I want to calculate the convolution of a function $f(t)$ with two other functions $M_1(t)$ and $M_2(t)$, i.e. $f(t)*M_1(t)*M_2(t)$. The functions are as defined below where $u(t)$ is the step function. $F$, $R$, $\theta_s$, $T_v$, $T_1$, and $T_2$ are constants, and $T_v>T_1>T_2$.
$$ f(t) = \begin{cases} 0 & \quad \text{, }t<0 \\ -F\sin(\frac{F}{R}t+\theta_s) & \quad \text{, } 0\leq t< T_v\\ 0 & \quad \text{, } t\geq T_v \end{cases} $$
$$ M_1(t) = \frac{u(t)-u(t-T_1)}{T_1} $$
$$ M_2(t) = \frac{u(t)-u(t-T_2)}{T_2} $$
From the solution obtained by assigning random values to the constants and using MATLAB's discrete convolution function conv.m, I know the solution will be split into 7 piecewise functions on $[0,T_2)$, $[T_2,T_1)$, $[T_1,T_1+T_2)$, $[T_1+T_2,T_v)$, $[T_v,T_v+T_2)$, $[T_v+T_2,T_v+T_1)$, and $[T_v+T_1,T_v+T_1+T_2)$. The function at $(-\infty,0)$ and $[T_v+T_1+T_2,\infty)$ will be zero.

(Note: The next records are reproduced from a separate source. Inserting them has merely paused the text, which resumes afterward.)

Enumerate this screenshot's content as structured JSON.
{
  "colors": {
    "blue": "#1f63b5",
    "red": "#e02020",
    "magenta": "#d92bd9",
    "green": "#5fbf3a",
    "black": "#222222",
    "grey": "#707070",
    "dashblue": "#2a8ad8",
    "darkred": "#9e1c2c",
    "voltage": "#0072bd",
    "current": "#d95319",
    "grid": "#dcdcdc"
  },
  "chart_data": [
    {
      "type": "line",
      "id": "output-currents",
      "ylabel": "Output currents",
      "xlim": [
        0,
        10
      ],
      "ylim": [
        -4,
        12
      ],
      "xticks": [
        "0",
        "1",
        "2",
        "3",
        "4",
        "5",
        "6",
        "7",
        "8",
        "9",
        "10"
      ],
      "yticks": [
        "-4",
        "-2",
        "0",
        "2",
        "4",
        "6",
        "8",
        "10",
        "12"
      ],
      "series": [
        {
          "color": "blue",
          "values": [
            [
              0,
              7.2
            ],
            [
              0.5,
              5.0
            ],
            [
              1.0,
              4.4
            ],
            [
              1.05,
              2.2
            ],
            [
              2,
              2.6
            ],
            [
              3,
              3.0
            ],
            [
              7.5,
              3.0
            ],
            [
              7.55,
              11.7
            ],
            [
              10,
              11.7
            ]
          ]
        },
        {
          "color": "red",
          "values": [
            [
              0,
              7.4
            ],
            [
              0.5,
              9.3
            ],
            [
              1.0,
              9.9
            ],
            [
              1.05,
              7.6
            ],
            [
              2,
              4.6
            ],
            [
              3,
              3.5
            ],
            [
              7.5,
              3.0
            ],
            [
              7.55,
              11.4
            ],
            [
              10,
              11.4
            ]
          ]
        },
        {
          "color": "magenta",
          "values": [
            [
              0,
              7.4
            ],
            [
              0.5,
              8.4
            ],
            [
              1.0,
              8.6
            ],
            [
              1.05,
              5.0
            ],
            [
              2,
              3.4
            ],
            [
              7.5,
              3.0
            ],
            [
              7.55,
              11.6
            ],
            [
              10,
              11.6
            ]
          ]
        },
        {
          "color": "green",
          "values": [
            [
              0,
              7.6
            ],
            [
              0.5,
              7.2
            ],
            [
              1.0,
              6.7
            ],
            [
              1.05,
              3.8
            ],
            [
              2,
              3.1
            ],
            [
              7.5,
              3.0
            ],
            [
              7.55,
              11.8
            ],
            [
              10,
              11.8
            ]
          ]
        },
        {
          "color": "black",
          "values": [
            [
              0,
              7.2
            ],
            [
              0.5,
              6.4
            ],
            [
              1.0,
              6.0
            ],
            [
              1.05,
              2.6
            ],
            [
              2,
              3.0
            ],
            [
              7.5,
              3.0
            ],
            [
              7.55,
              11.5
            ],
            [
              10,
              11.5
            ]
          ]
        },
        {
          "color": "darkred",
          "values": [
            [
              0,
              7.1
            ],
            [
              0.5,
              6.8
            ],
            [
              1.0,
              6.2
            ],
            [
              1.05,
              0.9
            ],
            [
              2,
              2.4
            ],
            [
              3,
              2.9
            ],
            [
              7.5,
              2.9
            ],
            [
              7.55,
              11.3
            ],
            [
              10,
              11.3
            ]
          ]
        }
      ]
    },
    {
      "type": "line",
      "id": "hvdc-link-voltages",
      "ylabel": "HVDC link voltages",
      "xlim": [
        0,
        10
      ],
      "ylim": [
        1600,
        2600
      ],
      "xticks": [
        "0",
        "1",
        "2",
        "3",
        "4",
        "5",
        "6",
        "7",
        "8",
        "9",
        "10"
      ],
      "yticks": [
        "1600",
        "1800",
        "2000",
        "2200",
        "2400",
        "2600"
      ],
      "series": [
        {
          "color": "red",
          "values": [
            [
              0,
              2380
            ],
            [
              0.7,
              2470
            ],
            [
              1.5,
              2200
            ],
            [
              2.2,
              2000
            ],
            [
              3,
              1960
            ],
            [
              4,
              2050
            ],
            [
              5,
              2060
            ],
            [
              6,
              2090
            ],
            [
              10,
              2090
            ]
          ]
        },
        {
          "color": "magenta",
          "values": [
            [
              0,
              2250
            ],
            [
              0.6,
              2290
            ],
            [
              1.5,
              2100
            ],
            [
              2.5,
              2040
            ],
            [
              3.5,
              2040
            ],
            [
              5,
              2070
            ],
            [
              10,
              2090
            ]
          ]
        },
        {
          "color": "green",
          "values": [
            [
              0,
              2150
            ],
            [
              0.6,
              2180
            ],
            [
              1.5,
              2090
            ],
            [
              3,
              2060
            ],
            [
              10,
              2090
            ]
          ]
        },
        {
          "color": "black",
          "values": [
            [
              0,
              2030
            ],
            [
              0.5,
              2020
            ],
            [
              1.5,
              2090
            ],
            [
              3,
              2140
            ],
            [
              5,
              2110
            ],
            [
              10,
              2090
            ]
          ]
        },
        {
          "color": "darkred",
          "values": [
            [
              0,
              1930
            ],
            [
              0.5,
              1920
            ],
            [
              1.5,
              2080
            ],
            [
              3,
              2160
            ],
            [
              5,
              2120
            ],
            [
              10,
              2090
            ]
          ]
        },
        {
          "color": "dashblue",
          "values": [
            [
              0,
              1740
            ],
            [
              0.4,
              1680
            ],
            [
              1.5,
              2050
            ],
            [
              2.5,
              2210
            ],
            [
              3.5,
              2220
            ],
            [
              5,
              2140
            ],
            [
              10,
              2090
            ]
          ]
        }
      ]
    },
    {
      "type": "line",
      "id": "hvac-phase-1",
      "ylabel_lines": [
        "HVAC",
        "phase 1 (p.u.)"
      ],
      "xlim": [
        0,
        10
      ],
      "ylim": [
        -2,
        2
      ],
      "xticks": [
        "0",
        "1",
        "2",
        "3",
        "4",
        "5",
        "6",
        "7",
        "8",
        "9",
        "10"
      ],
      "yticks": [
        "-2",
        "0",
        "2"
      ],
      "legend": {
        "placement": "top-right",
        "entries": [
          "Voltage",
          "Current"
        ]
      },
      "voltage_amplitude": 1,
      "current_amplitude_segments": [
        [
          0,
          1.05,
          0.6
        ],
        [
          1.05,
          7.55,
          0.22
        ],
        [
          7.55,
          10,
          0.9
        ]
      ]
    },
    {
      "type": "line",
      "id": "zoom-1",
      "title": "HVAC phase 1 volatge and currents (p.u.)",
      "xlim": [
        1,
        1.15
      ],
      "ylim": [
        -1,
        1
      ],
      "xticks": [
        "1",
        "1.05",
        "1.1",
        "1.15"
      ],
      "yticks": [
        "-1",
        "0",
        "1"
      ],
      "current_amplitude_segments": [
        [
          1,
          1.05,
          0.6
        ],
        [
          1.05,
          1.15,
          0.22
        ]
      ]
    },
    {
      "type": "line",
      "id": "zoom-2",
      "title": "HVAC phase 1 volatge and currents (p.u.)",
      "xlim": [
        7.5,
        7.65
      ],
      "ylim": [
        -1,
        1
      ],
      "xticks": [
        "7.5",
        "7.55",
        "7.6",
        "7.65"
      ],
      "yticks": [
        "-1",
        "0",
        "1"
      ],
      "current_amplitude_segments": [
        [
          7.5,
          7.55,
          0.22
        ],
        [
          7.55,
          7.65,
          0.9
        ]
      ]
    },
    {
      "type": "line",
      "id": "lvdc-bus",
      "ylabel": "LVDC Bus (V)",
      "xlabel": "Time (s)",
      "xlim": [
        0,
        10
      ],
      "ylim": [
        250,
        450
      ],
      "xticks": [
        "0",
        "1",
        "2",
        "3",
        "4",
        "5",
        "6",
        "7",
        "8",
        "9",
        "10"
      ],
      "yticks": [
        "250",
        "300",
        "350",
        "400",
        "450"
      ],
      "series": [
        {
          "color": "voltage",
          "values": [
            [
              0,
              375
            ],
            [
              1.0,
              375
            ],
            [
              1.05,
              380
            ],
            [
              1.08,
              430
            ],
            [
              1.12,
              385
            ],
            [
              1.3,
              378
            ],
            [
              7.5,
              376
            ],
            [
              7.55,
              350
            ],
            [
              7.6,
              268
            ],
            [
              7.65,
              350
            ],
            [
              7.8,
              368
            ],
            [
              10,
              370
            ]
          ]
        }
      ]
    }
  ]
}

I thought it would be easier to solve $f(t)*M_1(t)*M_2(t)$ by solving it as $(f(t)*M_1(t))*M_2(t)$ but I am stuck after I obtained $f(t)*M_1(t)$. I calculated $f(t)*M_1(t)$ to be as shown below:
$$ f(t)*M_1(t) = \int\limits_0^t f(t-\tau)M_1(t) \mathrm{d}\tau = \begin{cases} 0 & \quad \text{, } t<0 \\ \frac{R}{T_1} \big[\cos(\frac{F}{R}t+\theta_s)- \cos(\theta_s) \big] & \quad \text{, }0\leq t< T_1 \\ \frac{R}{T_1} \big[\cos(\frac{F}{R}t+\theta_s)- \cos(\frac{F}{R}(t-T_1)+\theta_s) \big] & \quad \text{, } T_1\leq t< T_v\\ \frac{R}{T_1} \big[\cos(\frac{F}{R}T_v+\theta_s)- \cos(\frac{F}{R}(t-T_1)+\theta_s) \big] & \quad \text{, } T_v\leq t< T_v+T_1\\ 0 & \quad \text{, } t\geq T_v+T_1 \end{cases} $$
In particular, I am having difficulty determining the definite integrals and the integration bounds needed to solve the pieces of $(f(t)*M_1(t))*M_2(t)$ on $[T_1,T_1+T_2)$, $[T_v,T_v+T_2)$, and $[T_v+T_1,T_v+T_1+T_2)$. Can someone help explain to me how to solve this convolution for these specific pieces?